Commissioner Grant reported that he attended the last Woodway Town Council meeting where they passed their 2023 budget, and he has been working hard to review the proposed City of Edmonds Budget. This week, Council Members have 756 pages to read through to prepare for their next meeting discussion. He provided information to Mr. McChesney regarding some potential crosswalk improvements.
Commissioner Grant said he spoke with the Interim Executive Director of the Washington Public Port Association (WPPA) regarding cybersecurity. They are progressing in helping them, and they have been getting some help from the state and federal governments. He has found that people want to help when you talk about 75 ports in the state because they never knew there were so many.
Commissioner Grant referred to the recent election, noting that it appears the Senate will be held by the democrats. This will be important to infrastructure because it means their local senator will remain the chair person. Even if the republicans win the house, it will be so close that it will be very hard to manage. Representative Larsen would be the minority on those committees, but they tend to work very well bipartisan. As congress slowly gets started in early 2023, they will start working on different grants.
Commissioner Preston said he also attended the EASC Coffee Chat regarding Sound Transit 3 where it was emphasized that, as currently proposed, the train would not stop at the Paine Field terminal. However, that may change going forward.
Commissioner Preston said he also attended the Edmonds Downtown Alliance (ED) and Downtown Edmonds Merchants Association (DEMA) meeting. Most are paying the assessment, but some people who are not really benefiting from the group’s work are still refusing to pay. He expressed his belief that they need to reconsider their approach and think of other ways to work with businesses that don’t have walk-in customers.

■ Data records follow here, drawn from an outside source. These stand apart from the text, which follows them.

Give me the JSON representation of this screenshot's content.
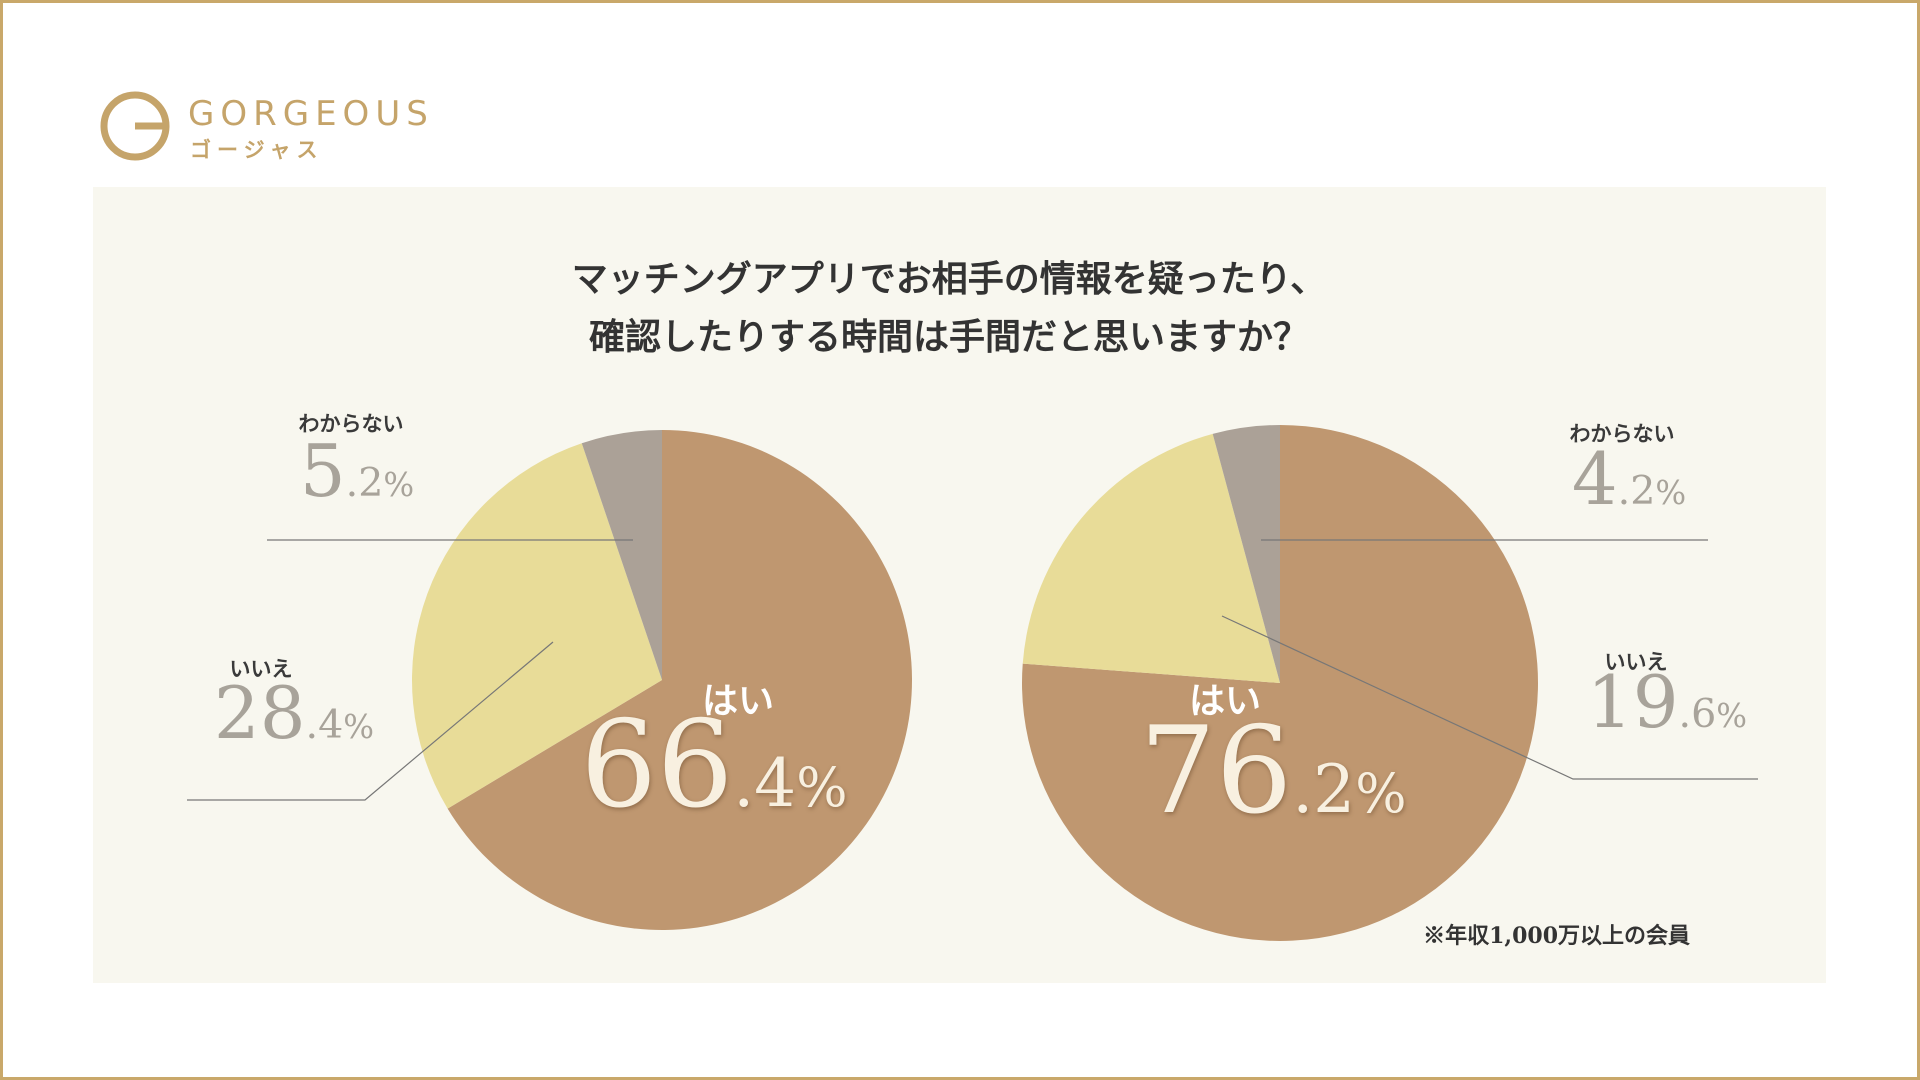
{
  "logo": {
    "name": "GORGEOUS",
    "kana": "ゴージャス"
  },
  "header": {
    "title_lines": [
      "マッチングアプリでお相手の情報を疑ったり、",
      "確認したりする時間は手間だと思いますか？"
    ]
  },
  "note": "※年収1,000万以上の会員",
  "chart_data": [
    {
      "type": "pie",
      "categories": [
        "はい",
        "いいえ",
        "わからない"
      ],
      "values": [
        66.4,
        28.4,
        5.2
      ],
      "value_labels": [
        "66.4%",
        "28.4%",
        "5.2%"
      ],
      "colors": [
        "#bf9770",
        "#e8dc98",
        "#aba197"
      ]
    },
    {
      "type": "pie",
      "categories": [
        "はい",
        "いいえ",
        "わからない"
      ],
      "values": [
        76.2,
        19.6,
        4.2
      ],
      "value_labels": [
        "76.2%",
        "19.6%",
        "4.2%"
      ],
      "colors": [
        "#bf9770",
        "#e8dc98",
        "#aba197"
      ]
    }
  ]
}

Commissioner Preston said he attended a Washington Policy Center meeting where Todd Myers, their environmental guru was the presenter. He wrote a book called “Time to Think Small: How Nimble Environmental Technologies Can Solve the Planet’s Biggest Problems.” He plans to read the book and finds it very encouraging on the little things that can make big differences instead of big government making big changes and then being reluctant to alter direction as needed.
The Commission meeting was adjourned at 7:41 p.m.